CIDADÃO: Qual é a sua opinião quanto às mudanças produzidas pelo Ministério da Educação no ENEM?
SELBER: Nós estamos em pleno debate sobre essas questões. Desde maio deste ano sou o presidente do Conselho de Reitores das Universidades Brasileiras. Represento 144 universidades no Brasil, e posso garantir que há um forte debate a respeito da utilização do ENEM como critério de ingresso nas universidades. Em tese, não sou contra, acho que a gente tem que aproveitar um trabalho bastante responsável que vem sendo feito pelo MEC de avaliação do Ensino Médio e de avaliação do Ensino Superior também. Agora, há muitas questões ainda em aberto, porque quando você aproveita um sistema de ingresso que é feito através de um órgão sobre o qual você não tem responsabilidade, há que se ter garantias de uma série de coisas; uma delas é a segurança. Até que ponto ainda temos segurança de que o ENEM retrate exatamente aquele aluno que está melhor preparado? Tem muitas coisas questionáveis. Acho que se está dando um passo importante, e isso tende a chegar num denominador comum, onde as universidades realmente vão utilizar o ENEM, mas há muitos problemas a serem superados.

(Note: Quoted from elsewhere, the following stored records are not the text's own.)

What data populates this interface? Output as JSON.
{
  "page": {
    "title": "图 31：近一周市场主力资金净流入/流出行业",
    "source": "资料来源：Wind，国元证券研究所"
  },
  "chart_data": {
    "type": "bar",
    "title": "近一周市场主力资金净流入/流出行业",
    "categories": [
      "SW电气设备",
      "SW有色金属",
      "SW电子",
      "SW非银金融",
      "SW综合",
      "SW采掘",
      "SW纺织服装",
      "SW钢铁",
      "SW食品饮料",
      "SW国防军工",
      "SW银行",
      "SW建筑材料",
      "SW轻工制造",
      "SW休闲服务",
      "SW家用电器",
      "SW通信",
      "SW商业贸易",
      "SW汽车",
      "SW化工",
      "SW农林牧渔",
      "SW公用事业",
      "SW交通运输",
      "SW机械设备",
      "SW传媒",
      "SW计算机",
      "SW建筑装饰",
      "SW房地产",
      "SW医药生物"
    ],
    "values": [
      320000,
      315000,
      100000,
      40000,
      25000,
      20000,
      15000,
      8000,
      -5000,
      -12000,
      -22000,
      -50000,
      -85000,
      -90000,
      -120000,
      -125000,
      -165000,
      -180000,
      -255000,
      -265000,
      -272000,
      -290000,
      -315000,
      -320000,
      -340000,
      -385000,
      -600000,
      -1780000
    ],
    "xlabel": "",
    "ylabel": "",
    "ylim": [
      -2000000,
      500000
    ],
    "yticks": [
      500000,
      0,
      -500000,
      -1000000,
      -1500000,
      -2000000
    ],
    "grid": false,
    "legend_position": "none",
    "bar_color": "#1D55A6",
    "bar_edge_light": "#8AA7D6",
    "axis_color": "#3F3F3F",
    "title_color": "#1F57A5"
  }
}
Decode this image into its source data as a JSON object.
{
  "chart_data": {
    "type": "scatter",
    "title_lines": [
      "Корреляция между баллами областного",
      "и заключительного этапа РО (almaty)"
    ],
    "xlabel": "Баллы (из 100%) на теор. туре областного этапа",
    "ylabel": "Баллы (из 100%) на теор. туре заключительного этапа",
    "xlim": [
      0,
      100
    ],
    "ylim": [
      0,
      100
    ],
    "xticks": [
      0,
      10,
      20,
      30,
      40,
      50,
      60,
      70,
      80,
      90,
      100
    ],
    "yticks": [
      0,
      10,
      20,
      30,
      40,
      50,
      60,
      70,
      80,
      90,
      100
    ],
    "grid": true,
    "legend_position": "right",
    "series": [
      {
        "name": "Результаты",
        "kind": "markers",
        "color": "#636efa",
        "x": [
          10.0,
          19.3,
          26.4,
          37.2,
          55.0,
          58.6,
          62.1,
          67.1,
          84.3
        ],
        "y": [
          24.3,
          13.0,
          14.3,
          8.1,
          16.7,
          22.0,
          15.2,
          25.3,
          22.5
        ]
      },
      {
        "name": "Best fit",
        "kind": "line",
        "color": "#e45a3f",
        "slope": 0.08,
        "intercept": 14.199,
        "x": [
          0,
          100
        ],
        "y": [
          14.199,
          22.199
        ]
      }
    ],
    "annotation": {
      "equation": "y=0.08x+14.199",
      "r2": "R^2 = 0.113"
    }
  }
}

CIDADÃO: Há comentários na cidade de Fernandópolis segundo os quais a Unicastelo iria incorporar a FEF. Isso tem algum fundamento?
SELBER: Quisera fosse possível (risos). Respeito muitíssimo a FEF, acho que ela tem uma história fantástica nesta região. O que existe de fato é uma parceria muito forte. Logo que cheguei aqui, uma das perguntas que fiz para o pessoal era por que a Unicastelo tinha tão poucos alunos. Naquele tempo, tínhamos menos de 800 alunos. Alguém me disse o seguinte: É que a FEF leva todos os nossos alunos. A partir dali, começamos um trabalho de relações com o sr. Luiz Vilar, que na época era o presidente da FEF, e chegamos até a fazer vestibular juntos. Fiquei muito feliz por termos conseguido sair da rixa que havia entre as duas instituições para uma parceria e fomos em busca do bem comum para elas. E qual é esse bem? É fazer com que Fernandópolis seja reconhecida como uma cidade voltada para a academia, o ensino superior. Não é qualquer cidade com 70, 80 mil habitantes no país que tem duas instituições como as nossas: uma Universidade e um Centro Universitário do porte da FEF.

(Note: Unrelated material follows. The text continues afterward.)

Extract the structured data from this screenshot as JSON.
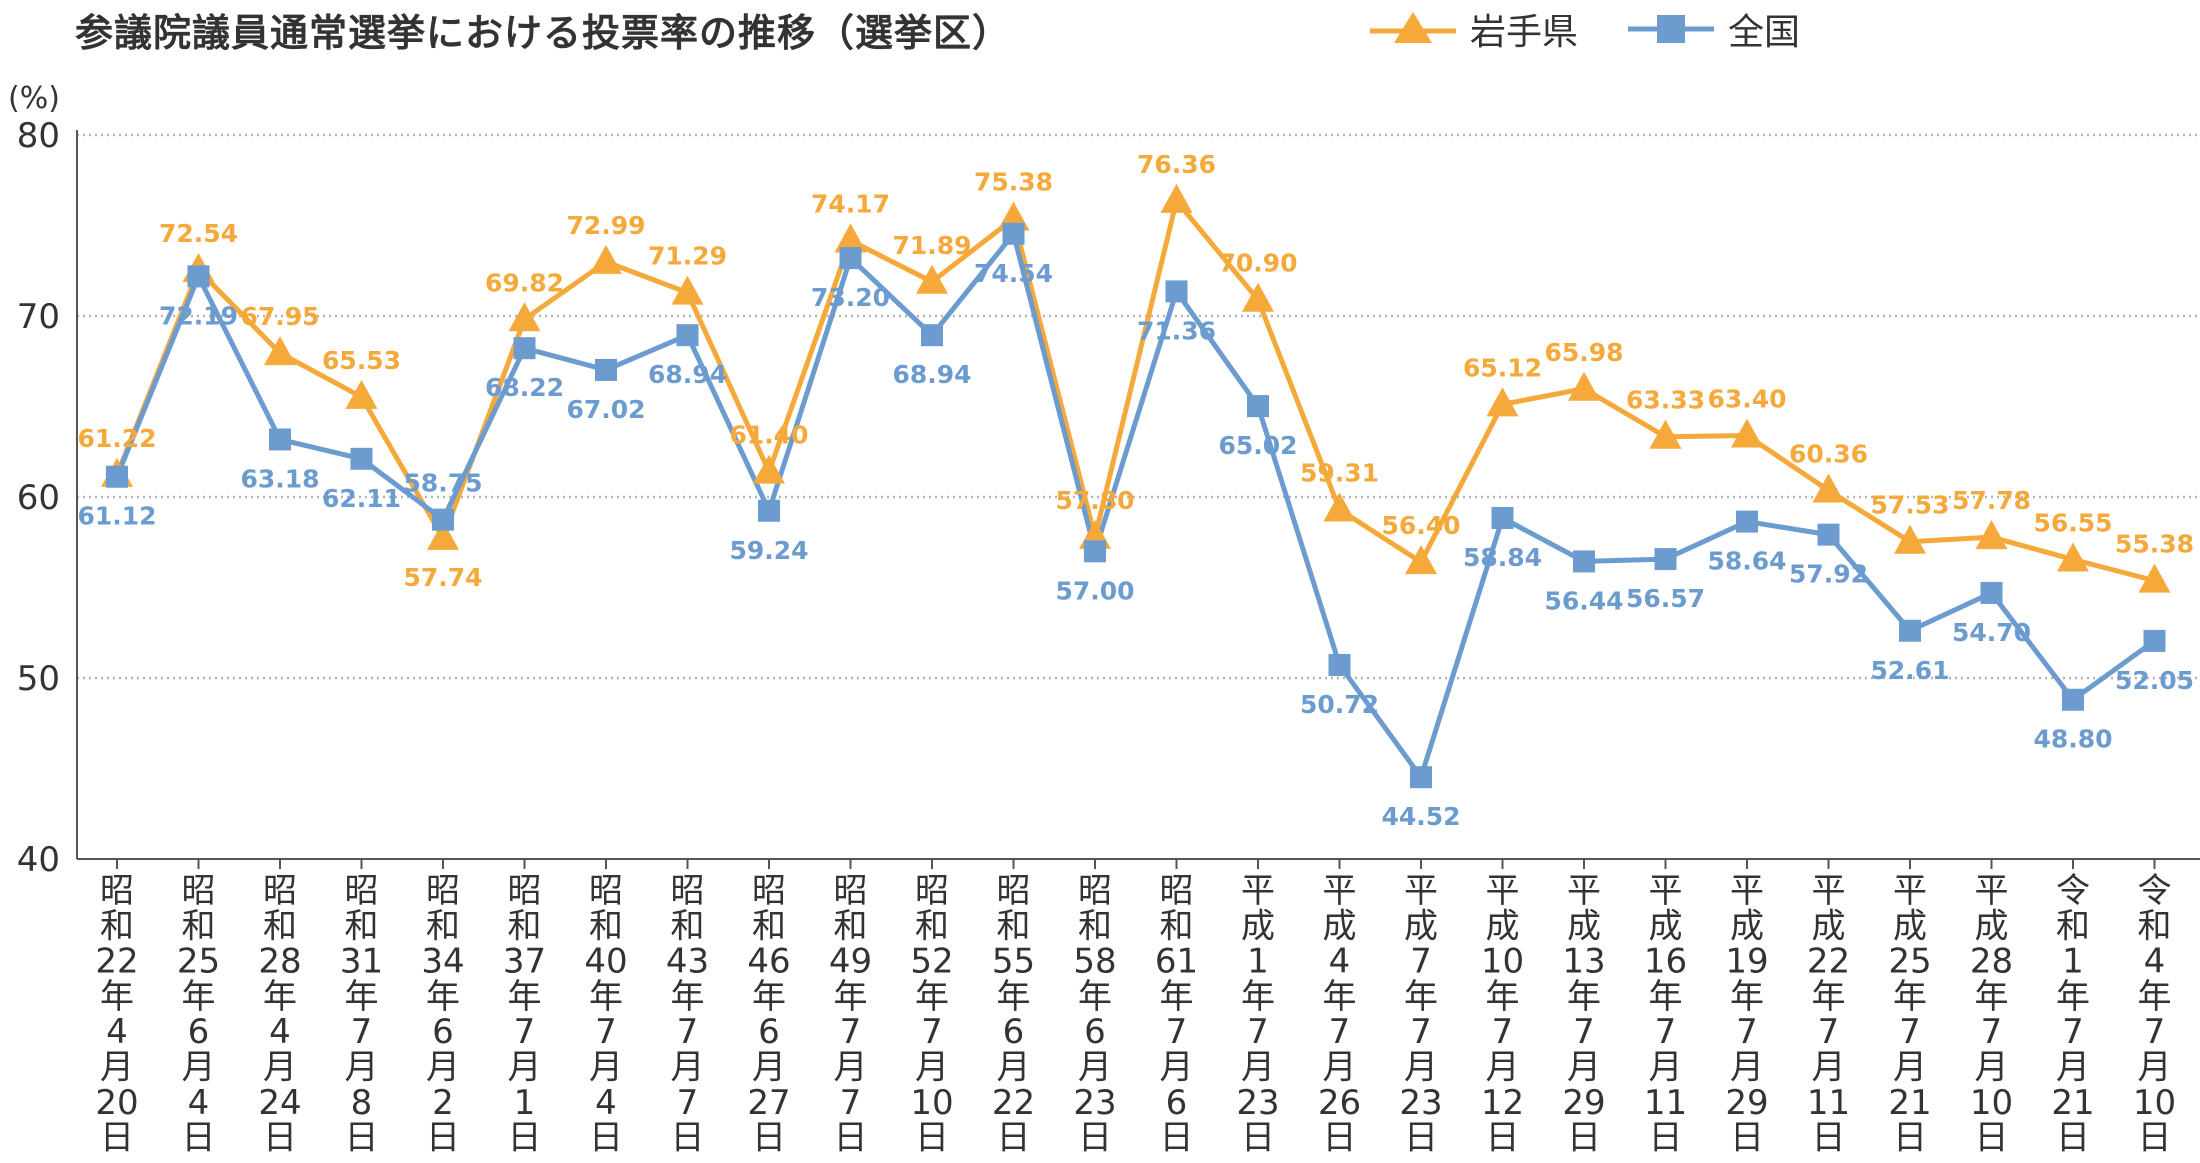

CIDADÃO: A Unicastelo vai acolher a sugestão da Secretaria Estadual de Saúde e adiar o reinício das aulas por causa da gripe suína?
SELBER: Está saindo hoje (quinta-feira) uma portaria nossa: adiamos para o dia 10 de agosto o reinício das aulas. E quero dizer o seguinte: constituí na Universidade comitês de saúde, que estão trabalhando com os nossos profissionais da área para obter uma ação efetiva de acompanhamento de todos os eventuais casos que possam surgir de suspeita da doença dentro da instituição.